Filling out an Annual Physical Examination form is a critical task that ensures your healthcare providers have all the necessary information to offer the best care possible. Here are key takeaways to consider while filling out and using this form:

  • Complete all sections to prevent delays: Missing information can lead to return visits or incomplete evaluations, so ensure every section is filled out.
  • Include a comprehensive medical history: Detailing past diagnoses, significant health conditions, and previous hospitalizations or surgeries provides a clear picture of your health background.
  • Update your medication list: Accurately listing current medications, dosages, and the prescribing physician helps in managing your health and preventing possible drug interactions.
  • Don’t forget about immunizations and screenings: Recording dates and results of vaccines and regular screenings like TB, flu shots, and cancer screenings is crucial for maintaining health.

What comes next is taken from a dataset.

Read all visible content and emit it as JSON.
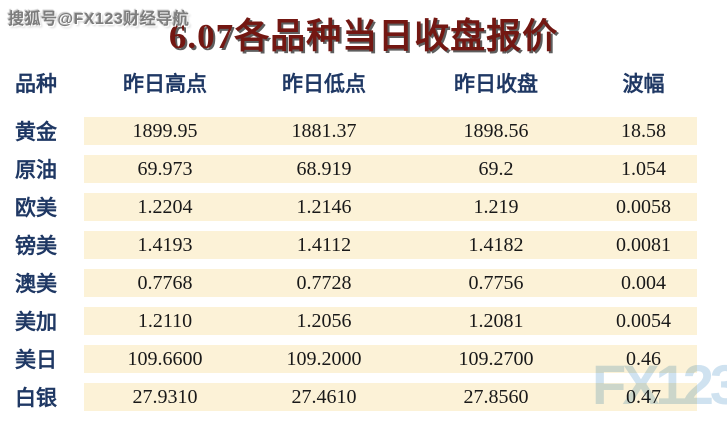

  • Report allergies and sensitivities: Clearly noting any allergies to medications, foods, or other substances can prevent adverse reactions during treatment or emergencies.
  • Communicate changes in health status: Informing your healthcare provider of any recent changes since your last visit can aid in early detection of new health issues.
  • List any adaptive equipment used: If you use devices like hearing aids, canes, or other aids, noting these can help in assessing your needs and recommending any necessary adjustments.
  • Specify any restrictions or special considerations: Whether there are limitations to your activities or dietary restrictions, providing these details can help in tailoring your care plan.

By accurately filling out and updating the Annual Physical Examination form, you ensure that your healthcare team has all the essential information to provide personalized and effective care. Remember, this form is not only a record but a crucial tool in managing your health and wellness journey.